Los clubes continúan en marcha pese a que la exconcejal de Ciutat Vella Gala Pin anunciara el pasado 6 de mayo que el Ejecutivo local dejaría sin actividad los negocios para transformarlos en el Instituto de Ciencias del Mar del Centro de Investigaciones Científicas (CSIC). Como avanzó Metrópoli Abierta, el Gobierno se opuso a los planes del Ayuntamiento de Barcelona, y se mostró favorable a prorrogar las licencias de las discotecas del Frente Marítimo.

SIN FECHA EXACTA

Por el momento todavía no hay fecha para cerrar definitivamente dichos locales.

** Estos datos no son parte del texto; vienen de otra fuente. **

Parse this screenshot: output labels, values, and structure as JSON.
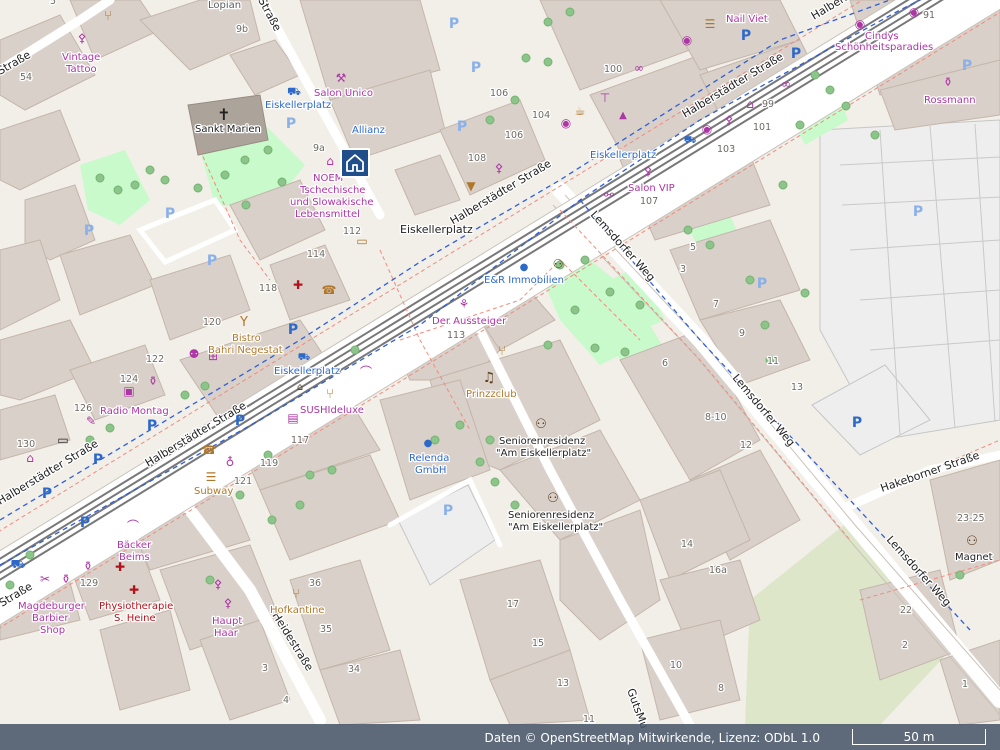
{
  "map": {
    "streets": {
      "main_upper": "Halberstädter Straße",
      "main_lower": "Halberstädter Straße",
      "main_sw": "Halberstädter Straße",
      "main_far_sw": "Halberstädter Straße",
      "lemsdorfer_upper": "Lemsdorfer Weg",
      "lemsdorfer_mid": "Lemsdorfer Weg",
      "lemsdorfer_lower": "Lemsdorfer Weg",
      "hakeborner": "Hakeborner Straße",
      "heidestrasse": "Heidestraße",
      "gutsmuths": "GutsMu",
      "north_street": "Straße",
      "north_street2": "Straße",
      "square": "Eiskellerplatz"
    },
    "stops": {
      "north": "Eiskellerplatz",
      "mid": "Eiskellerplatz",
      "south": "Eiskellerplatz"
    },
    "pois": {
      "lopian": "Lopian",
      "vintage": "Vintage",
      "tattoo": "Tattoo",
      "sankt_marien": "Sankt Marien",
      "salon_unico": "Salon Unico",
      "allianz": "Allianz",
      "noem_1": "NOEM",
      "noem_2": "Tschechische",
      "noem_3": "und Slowakische",
      "noem_4": "Lebensmittel",
      "nail_viet": "Nail Viet",
      "cindys_1": "Cindys",
      "cindys_2": "Schönheitsparadies",
      "rossmann": "Rossmann",
      "salon_vip": "Salon VIP",
      "er_immobilien": "E&R Immobilien",
      "aussteiger": "Der Aussteiger",
      "prinzzclub": "Prinzzclub",
      "bistro_1": "Bistro",
      "bistro_2": "Bahri Negestat",
      "radio_montag": "Radio Montag",
      "sushideluxe": "SUSHIdeluxe",
      "relenda_1": "Relenda",
      "relenda_2": "GmbH",
      "senior1_1": "Seniorenresidenz",
      "senior1_2": "\"Am Eiskellerplatz\"",
      "senior2_1": "Seniorenresidenz",
      "senior2_2": "\"Am Eiskellerplatz\"",
      "subway": "Subway",
      "baecker_1": "Bäcker",
      "baecker_2": "Beims",
      "physio_1": "Physiotherapie",
      "physio_2": "S. Heine",
      "barbier_1": "Magdeburger",
      "barbier_2": "Barbier",
      "barbier_3": "Shop",
      "haupt_1": "Haupt",
      "haupt_2": "Haar",
      "hofkantine": "Hofkantine",
      "magnet": "Magnet"
    },
    "house_numbers": {
      "n5": "5",
      "n9b": "9b",
      "n54": "54",
      "n9a": "9a",
      "n112": "112",
      "n114": "114",
      "n118": "118",
      "n120": "120",
      "n122": "122",
      "n124": "124",
      "n126": "126",
      "n130": "130",
      "n129": "129",
      "n117": "117",
      "n119": "119",
      "n121": "121",
      "n113": "113",
      "n108": "108",
      "n106a": "106",
      "n106b": "106",
      "n104": "104",
      "n100": "100",
      "n99": "99",
      "n101": "101",
      "n103": "103",
      "n107": "107",
      "n91": "91",
      "n3a": "3",
      "n5b": "5",
      "n7": "7",
      "n9": "9",
      "n11": "11",
      "n13": "13",
      "n6": "6",
      "n810": "8-10",
      "n12": "12",
      "n14": "14",
      "n16a": "16a",
      "n2325": "23-25",
      "n22": "22",
      "n2": "2",
      "n1": "1",
      "n36": "36",
      "n35": "35",
      "n34": "34",
      "n3c": "3",
      "n4": "4",
      "n17": "17",
      "n15": "15",
      "n13b": "13",
      "n11b": "11",
      "n10": "10",
      "n8": "8"
    }
  },
  "footer": {
    "attribution": "Daten © OpenStreetMap Mitwirkende, Lizenz: ODbL 1.0",
    "scale_label": "50 m"
  },
  "colors": {
    "background": "#f2efe9",
    "building": "#d9d0c9",
    "park": "#c8facc",
    "road": "#ffffff",
    "road_casing": "#c9c3ba",
    "tram": "#787878",
    "bus_route": "#2f5ed8",
    "poi_purple": "#ad35a6",
    "poi_blue": "#2d69c9",
    "poi_orange": "#b0772a",
    "poi_red": "#b3131d"
  }
}
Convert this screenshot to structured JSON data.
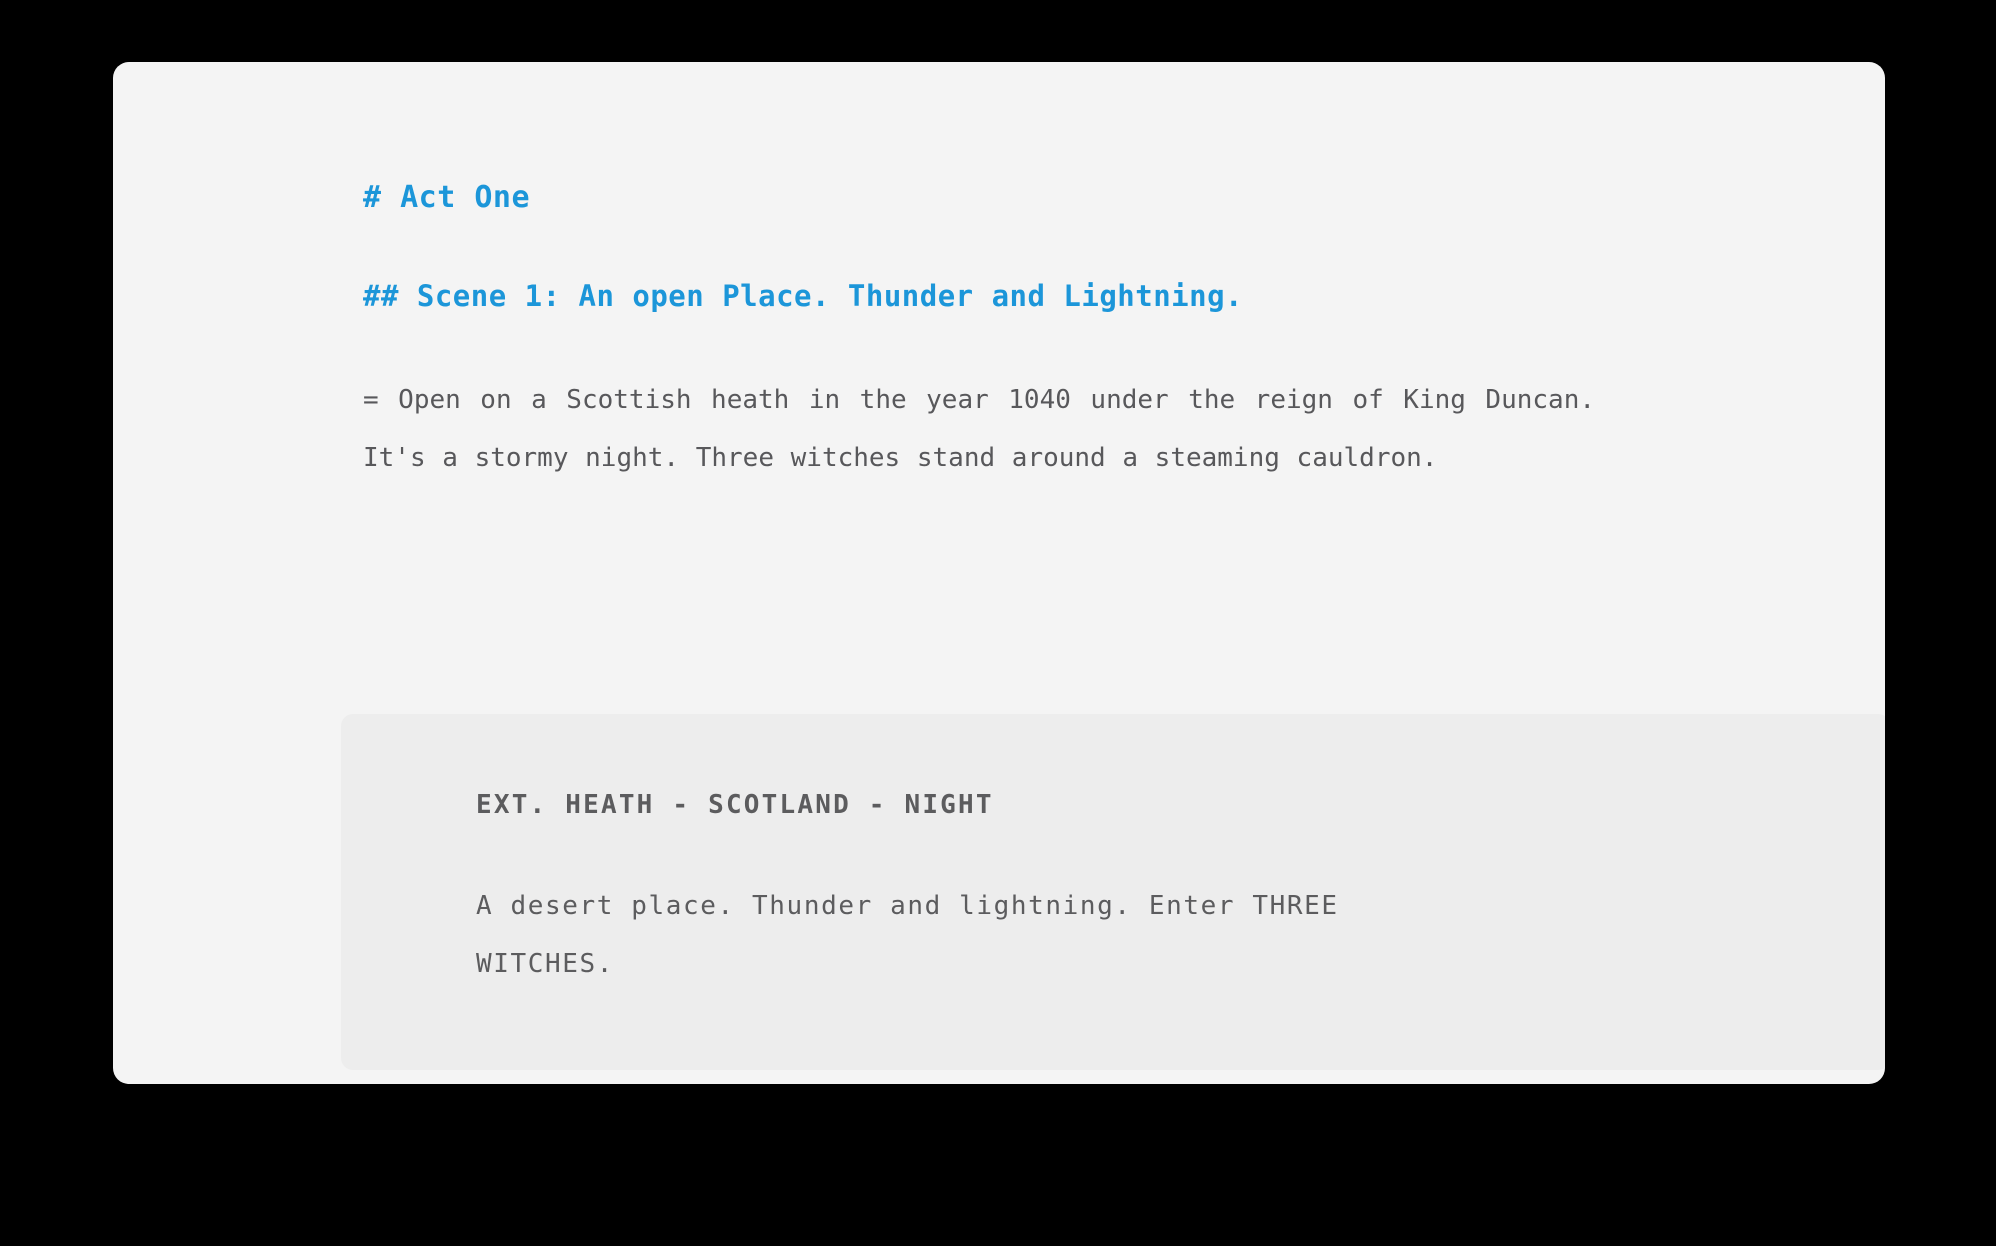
{
  "page": {
    "background_color": "#000000",
    "card_background_color": "#f4f4f4",
    "accent_color": "#1c96d9",
    "body_text_color": "#58585b",
    "code_block_background_color": "#ededed",
    "code_text_color": "#5c5c5e"
  },
  "document": {
    "act_heading": "# Act One",
    "scene_heading": "## Scene 1: An open Place. Thunder and Lightning.",
    "description_paragraph": "= Open on a Scottish heath in the year 1040 under the reign of King Duncan. It's a stormy night. Three witches stand around a steaming cauldron.",
    "screenplay_block": {
      "slugline": "EXT. HEATH - SCOTLAND - NIGHT",
      "action": "A desert place. Thunder and lightning. Enter THREE WITCHES."
    }
  }
}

Los operadores del Frente Marítimo dependen de la negociación entre el Ejecutivo local de Barcelona en Comú y el Ministerio de Hacienda. Los de Colau, por su parte, apuntan que “todavía no está formado el gobierno municipal”.

El Patrimonio del Estado, por contra, recuerda que las concesiones de los locales vencieron el 27 de junio y no el 21 como asegura el Ayuntamiento. Además, señala que “continúan las conversaciones” entre todas las partes. Barcelona en Comú, por su parte, señala que se prolongará la concesión a los operadores.

Si finalmente el consistorio de Barcelona decide bajar la persiana de dichos locales, que facturan en su conjunto un total de 50 millones de euros, unas 1.500 personas perderán su empleo.